Tablo was developed using native and proprietary software including data analytics and predictive algorithms. The sensors are from third-party suppliers, she said.

Outset also streams a half-million data points related to the machine’s performance. “Every sensor, every valve, every filter is monitored and measured and we transmit all that data, which we use to do remote diagnostics” if something isn’t functioning correctly or to improve service, she said.

Every customer hospital has a unique access code that lets them see only their data, she said.

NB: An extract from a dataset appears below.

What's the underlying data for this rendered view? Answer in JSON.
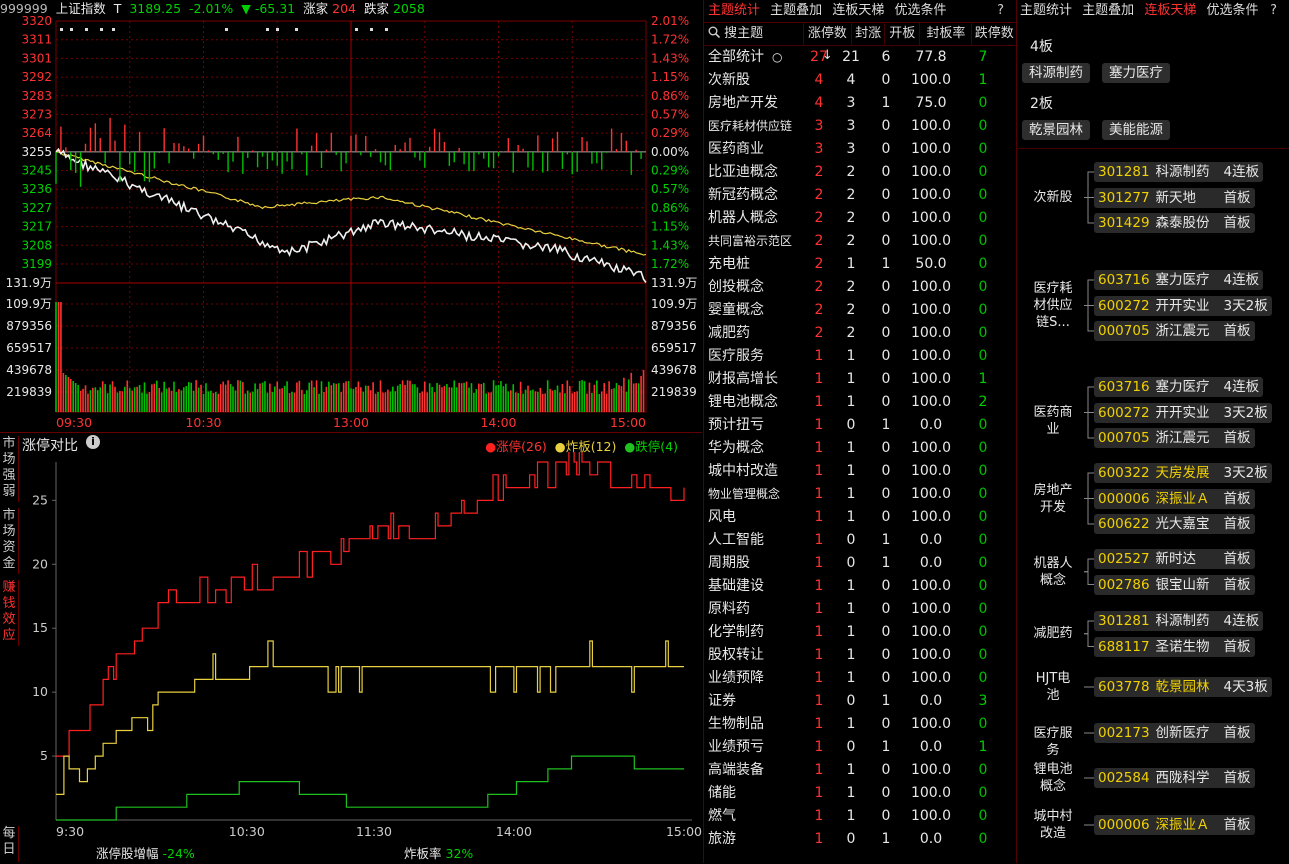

At the end of 2020, the install base was about 1,100 consoles, Trigg said. The public company reported about $50 million in revenue for 2020 and expects to earn just shy of $100 million this year, she said.

Treatment in the time of COVID

As a result of COVID-19, Tablo can also be used to remotely monitor parameters in hospital patients in real-time and to look for trends in arterial and blood pressure, Trigg said.  

Because the machine is mobile, it can be rolled up to a hospital bed. “There has been a spike in acute kidney injury during COVID and an increase in having to deliver dialysis in hospitals,” she said.

“So when PPE was in short supply, nurses were trying to avoid having to go in and out of a COVID patient’s room,” and Outset developed the remote monitoring capability so that a patient’s treatment can be monitored from any computer, Trigg said. The company also does remote software updates.

Trigg believes Tablo is a game-changer because there is no other system that purifies water and makes the dialysis solution on demand. Most of the setup process is automated and training takes 10 days, she said.

Dialysis with Tablo is also done on-demand, as opposed to a patient having to spend eight to 10 hours preparing the solution whenever they want to dialyze, according to Trigg. The patient just needs to walk up to a screen, press “get started” and Tablo automatically starts purifying the water, she said.

In addition to the flexibility factor is that dialysis treatment at home means patients don’t have to sit in a clinic exposed to 35-40 other patients who are immunocompromised, Trigg noted.

It is also very common for dialysis patients to be extremely fatigued after a session and the recovery time can be anywhere from four hours to a whole day after treatment, she said. Most patients report a much shorter recovery time after each treatment at home, she added, because Tablo has a pause function so they can stop and take a break.

“We heard from a patient who is dialyzing at home that [Tablo] allows me to dialyze to live, as opposed to living to dialyze in a clinic,” she said. “It can change the lives of so many patients.”